I met a friend at SU – Sr. Anthony from Uganda. Sr Anthony will graduate this spring with her MBA, largely due to her late mother. Her mother’s family couldn’t afford the tuition for even the most basic elementary education in Uganda So, she sat outside the school house, and listened, so she could learn to read and write. Sister’s mom, like Sotomayor’s mom, was also fanatical about educating her 5 daughters in a country and culture that doesn’t always value education for girls.
For those of us for whom the water between parent and child is rough and full of rapids, it’s worth noting that Jesus didn’t believe anyone – or any relationship – was beyond redemption – every person was potentially worthy no matter the gulf between their present and their potential. His love helped bring that worthiness to light. He saw the good in Zacchaeus, the dishonest tax-collector and Zacchaeus became honorable. Jesus loved Mary of Magdala and when the disciples abandoned him at the last hour, Mary was one of the women who stayed with him, even to the Cross. She was present at the tomb, the first person to whom Jesus appeared after his resurrection and the first to preach the “Good News” of that miracle.
The great Lutheran theologian Paul Tillich writes, “The first duty of love is to listen.” How much better would we be if we looked beyond the troubled present of our cast-aside children and instead listened to their wants and needs and narrowed our focus on their hidden future potential – the goodness that resides in every child?

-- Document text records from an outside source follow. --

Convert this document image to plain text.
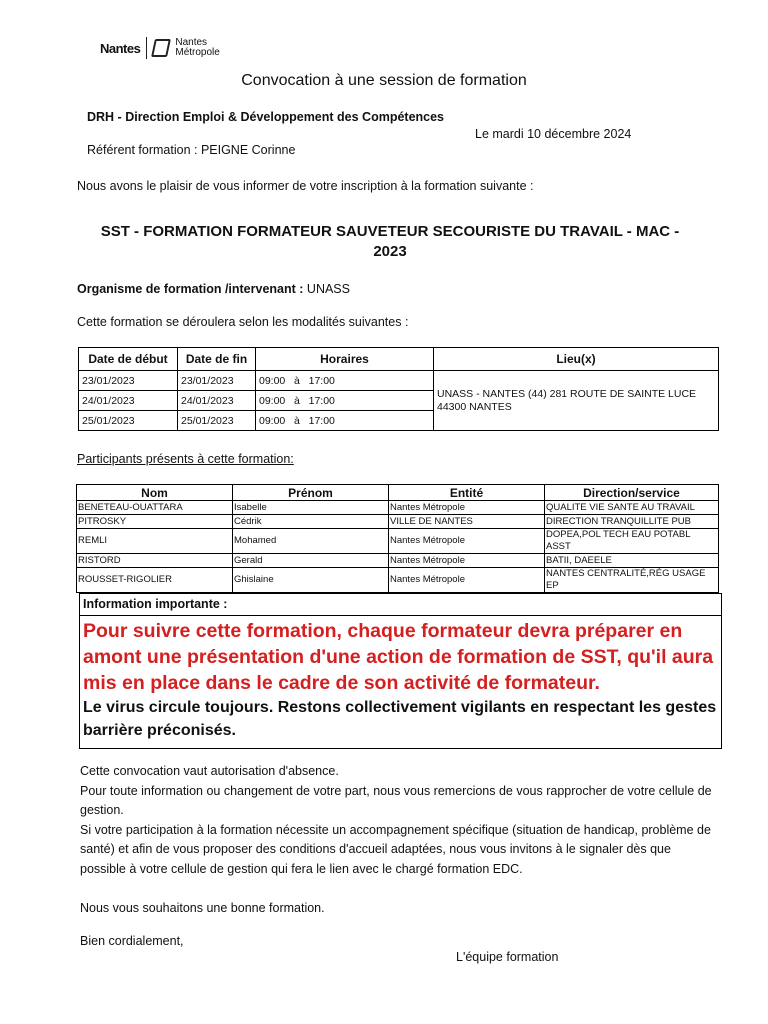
Nantes	Nantes
Métropole
Convocation à une session de formation
DRH - Direction Emploi & Développement des Compétences
Le mardi 10 décembre 2024
Référent formation : PEIGNE Corinne
Nous avons le plaisir de vous informer de votre inscription à la formation suivante :
SST - FORMATION FORMATEUR SAUVETEUR SECOURISTE DU TRAVAIL - MAC - 2023
Organisme de formation /intervenant : UNASS
Cette formation se déroulera selon les modalités suivantes :
Date de début	Date de fin	Horaires	Lieu(x)
23/01/2023	23/01/2023	09:00   à   17:00	UNASS - NANTES (44) 281 ROUTE DE SAINTE LUCE
44300 NANTES
24/01/2023	24/01/2023	09:00   à   17:00	
25/01/2023	25/01/2023	09:00   à   17:00	
Participants présents à cette formation:
Nom	Prénom	Entité	Direction/service
BENETEAU-OUATTARA	Isabelle	Nantes Métropole	QUALITE VIE SANTE AU TRAVAIL
PITROSKY	Cédrik	VILLE DE NANTES	DIRECTION TRANQUILLITE PUB
REMLI	Mohamed	Nantes Métropole	DOPEA,POL TECH EAU POTABL ASST
RISTORD	Gerald	Nantes Métropole	BATII, DAEELE
ROUSSET-RIGOLIER	Ghislaine	Nantes Métropole	NANTES CENTRALITÉ,RÉG USAGE EP
Information importante :
Pour suivre cette formation, chaque formateur devra préparer en amont une présentation d'une action de formation de SST, qu'il aura mis en place dans le cadre de son activité de formateur.
Le virus circule toujours. Restons collectivement vigilants en respectant les gestes barrière préconisés.
Cette convocation vaut autorisation d'absence.
Pour toute information ou changement de votre part, nous vous remercions de vous rapprocher de votre cellule de gestion.
Si votre participation à la formation nécessite un accompagnement spécifique (situation de handicap, problème de santé) et afin de vous proposer des conditions d'accueil adaptées, nous vous invitons à le signaler dès que possible à votre cellule de gestion qui fera le lien avec le chargé formation EDC.
Nous vous souhaitons une bonne formation.
Bien cordialement,
L'équipe formation
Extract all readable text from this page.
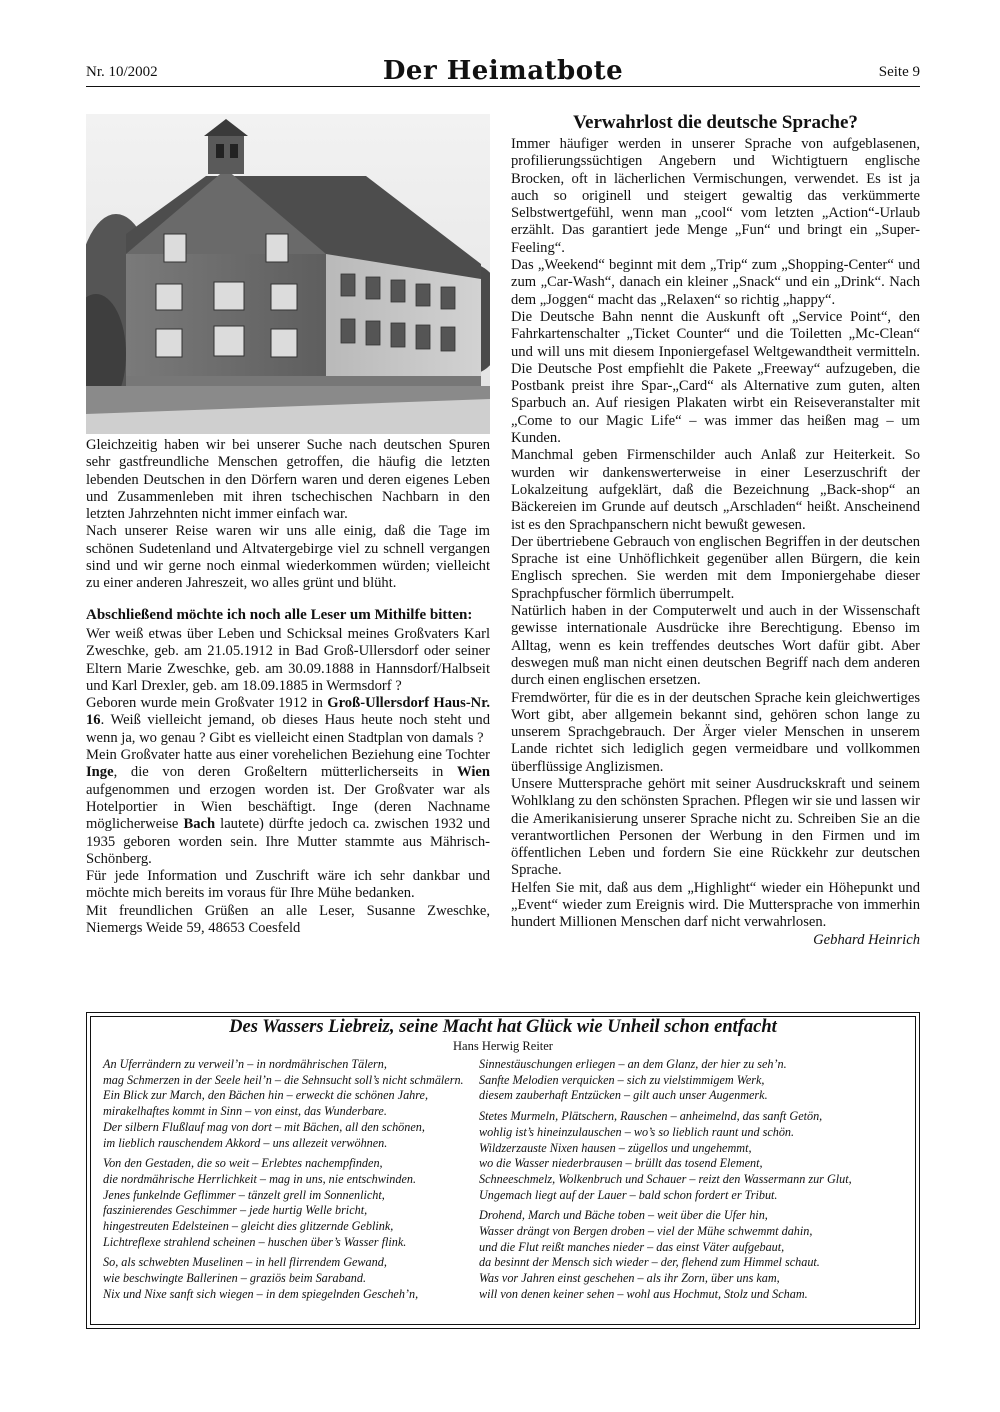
Nr. 10/2002	Der Heimatbote	Seite 9

Gleichzeitig haben wir bei unserer Suche nach deutschen Spuren sehr gastfreundliche Menschen getroffen, die häufig die letzten lebenden Deutschen in den Dörfern waren und deren eigenes Leben und Zusammenleben mit ihren tschechischen Nachbarn in den letzten Jahrzehnten nicht immer einfach war.

Nach unserer Reise waren wir uns alle einig, daß die Tage im schönen Sudetenland und Altvatergebirge viel zu schnell vergangen sind und wir gerne noch einmal wiederkommen würden; vielleicht zu einer anderen Jahreszeit, wo alles grünt und blüht.

Abschließend möchte ich noch alle Leser um Mithilfe bitten:

Wer weiß etwas über Leben und Schicksal meines Großvaters Karl Zweschke, geb. am 21.05.1912 in Bad Groß-Ullersdorf oder seiner Eltern Marie Zweschke, geb. am 30.09.1888 in Hannsdorf/Halbseit und Karl Drexler, geb. am 18.09.1885 in Wermsdorf ?

Geboren wurde mein Großvater 1912 in Groß-Ullersdorf Haus-Nr. 16. Weiß vielleicht jemand, ob dieses Haus heute noch steht und wenn ja, wo genau ? Gibt es vielleicht einen Stadtplan von damals ?

Mein Großvater hatte aus einer vorehelichen Beziehung eine Tochter Inge, die von deren Großeltern mütterlicherseits in Wien aufgenommen und erzogen worden ist. Der Großvater war als Hotelportier in Wien beschäftigt. Inge (deren Nachname möglicherweise Bach lautete) dürfte jedoch ca. zwischen 1932 und 1935 geboren worden sein. Ihre Mutter stammte aus Mährisch-Schönberg.

Für jede Information und Zuschrift wäre ich sehr dankbar und möchte mich bereits im voraus für Ihre Mühe bedanken.

Mit freundlichen Grüßen an alle Leser, Susanne Zweschke, Niemergs Weide 59, 48653 Coesfeld

Verwahrlost die deutsche Sprache?

Immer häufiger werden in unserer Sprache von aufgeblasenen, profilierungssüchtigen Angebern und Wichtigtuern englische Brocken, oft in lächerlichen Vermischungen, verwendet. Es ist ja auch so originell und steigert gewaltig das verkümmerte Selbstwertgefühl, wenn man „cool“ vom letzten „Action“-Urlaub erzählt. Das garantiert jede Menge „Fun“ und bringt ein „Super-Feeling“.

Das „Weekend“ beginnt mit dem „Trip“ zum „Shopping-Center“ und zum „Car-Wash“, danach ein kleiner „Snack“ und ein „Drink“. Nach dem „Joggen“ macht das „Relaxen“ so richtig „happy“.

Die Deutsche Bahn nennt die Auskunft oft „Service Point“, den Fahrkartenschalter „Ticket Counter“ und die Toiletten „Mc-Clean“ und will uns mit diesem Inponiergefasel Weltgewandtheit vermitteln. Die Deutsche Post empfiehlt die Pakete „Freeway“ aufzugeben, die Postbank preist ihre Spar-„Card“ als Alternative zum guten, alten Sparbuch an. Auf riesigen Plakaten wirbt ein Reiseveranstalter mit „Come to our Magic Life“ – was immer das heißen mag – um Kunden.

Manchmal geben Firmenschilder auch Anlaß zur Heiterkeit. So wurden wir dankenswerterweise in einer Leserzuschrift der Lokalzeitung aufgeklärt, daß die Bezeichnung „Back-shop“ an Bäckereien im Grunde auf deutsch „Arschladen“ heißt. Anscheinend ist es den Sprachpanschern nicht bewußt gewesen.

Der übertriebene Gebrauch von englischen Begriffen in der deutschen Sprache ist eine Unhöflichkeit gegenüber allen Bürgern, die kein Englisch sprechen. Sie werden mit dem Imponiergehabe dieser Sprachpfuscher förmlich überrumpelt.

Natürlich haben in der Computerwelt und auch in der Wissenschaft gewisse internationale Ausdrücke ihre Berechtigung. Ebenso im Alltag, wenn es kein treffendes deutsches Wort dafür gibt. Aber deswegen muß man nicht einen deutschen Begriff nach dem anderen durch einen englischen ersetzen.

Fremdwörter, für die es in der deutschen Sprache kein gleichwertiges Wort gibt, aber allgemein bekannt sind, gehören schon lange zu unserem Sprachgebrauch. Der Ärger vieler Menschen in unserem Lande richtet sich lediglich gegen vermeidbare und vollkommen überflüssige Anglizismen.

Unsere Muttersprache gehört mit seiner Ausdruckskraft und seinem Wohlklang zu den schönsten Sprachen. Pflegen wir sie und lassen wir die Amerikanisierung unserer Sprache nicht zu. Schreiben Sie an die verantwortlichen Personen der Werbung in den Firmen und im öffentlichen Leben und fordern Sie eine Rückkehr zur deutschen Sprache.

Helfen Sie mit, daß aus dem „Highlight“ wieder ein Höhepunkt und „Event“ wieder zum Ereignis wird. Die Muttersprache von immerhin hundert Millionen Menschen darf nicht verwahrlosen.

Gebhard Heinrich

Des Wassers Liebreiz, seine Macht hat Glück wie Unheil schon entfacht
Hans Herwig Reiter
An Uferrändern zu verweil’n – in nordmährischen Tälern,
mag Schmerzen in der Seele heil’n – die Sehnsucht soll’s nicht schmälern.
Ein Blick zur March, den Bächen hin – erweckt die schönen Jahre,
mirakelhaftes kommt in Sinn – von einst, das Wunderbare.
Der silbern Flußlauf mag von dort – mit Bächen, all den schönen,
im lieblich rauschendem Akkord – uns allezeit verwöhnen.
Von den Gestaden, die so weit – Erlebtes nachempfinden,
die nordmährische Herrlichkeit – mag in uns, nie entschwinden.
Jenes funkelnde Geflimmer – tänzelt grell im Sonnenlicht,
faszinierendes Geschimmer – jede hurtig Welle bricht,
hingestreuten Edelsteinen – gleicht dies glitzernde Geblink,
Lichtreflexe strahlend scheinen – huschen über’s Wasser flink.
So, als schwebten Muselinen – in hell flirrendem Gewand,
wie beschwingte Ballerinen – graziös beim Saraband.
Nix und Nixe sanft sich wiegen – in dem spiegelnden Gescheh’n,
Sinnestäuschungen erliegen – an dem Glanz, der hier zu seh’n.
Sanfte Melodien verquicken – sich zu vielstimmigem Werk,
diesem zauberhaft Entzücken – gilt auch unser Augenmerk.
Stetes Murmeln, Plätschern, Rauschen – anheimelnd, das sanft Getön,
wohlig ist’s hineinzulauschen – wo’s so lieblich raunt und schön.
Wildzerzauste Nixen hausen – zügellos und ungehemmt,
wo die Wasser niederbrausen – brüllt das tosend Element,
Schneeschmelz, Wolkenbruch und Schauer – reizt den Wassermann zur Glut,
Ungemach liegt auf der Lauer – bald schon fordert er Tribut.
Drohend, March und Bäche toben – weit über die Ufer hin,
Wasser drängt von Bergen droben – viel der Mühe schwemmt dahin,
und die Flut reißt manches nieder – das einst Väter aufgebaut,
da besinnt der Mensch sich wieder – der, flehend zum Himmel schaut.
Was vor Jahren einst geschehen – als ihr Zorn, über uns kam,
will von denen keiner sehen – wohl aus Hochmut, Stolz und Scham.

So for all those moms and dads, aunts and uncles, or grandparents who bore the responsibility – and the joy – of raising us up – all those left their indelible imprints on our young lives, poet Billy Collins reminds us that between loved and beloved, parent and child, the equation will never be even.
Here is his poem.
The Lanyard
The other day I was ricocheting slowly
off the blue walls of this room,
moving as if underwater from typewriter to piano,
from bookshelf to an envelope lying on the floor,
when I found myself in the L section of the dictionary
where my eyes fell upon the word lanyard.
No cookie nibbled by a French novelist
could send one into the past more suddenly—
a past where I sat at a workbench at a camp
by a deep Adirondack lake
learning how to braid long thin plastic strips
into a lanyard, a gift for my mother.
I had never seen anyone use a lanyard
or wear one, if that’s what you did with them,
but that did not keep me from crossing
strand over strand again and again
until I had made a boxy
red and white lanyard for my mother.
She gave me life and milk from her breasts,
and I gave her a lanyard.
She nursed me in many a sick room,
lifted spoons of medicine to my lips,
laid cold face-cloths on my forehead,
and then led me out into the airy light
and taught me to walk and swim,
and I , in turn, presented her with a lanyard.
Here are thousands of meals, she said,
and here is clothing and a good education.
And here is your lanyard, I replied,
which I made with a little help from a counselor.
Here is a breathing body and a beating heart,
strong legs, bones and teeth,
and two clear eyes to read the world, she whispered,
and here, I said, is the lanyard I made at camp.
And here, I wish to say to her now,
is a smaller gift—not the worn truth
that you can never repay your mother,
but the rueful admission that when she took
the two-tone lanyard from my hand,
I was as sure as a boy could be
that this useless, worthless thing I wove
out of boredom would be enough to make us even.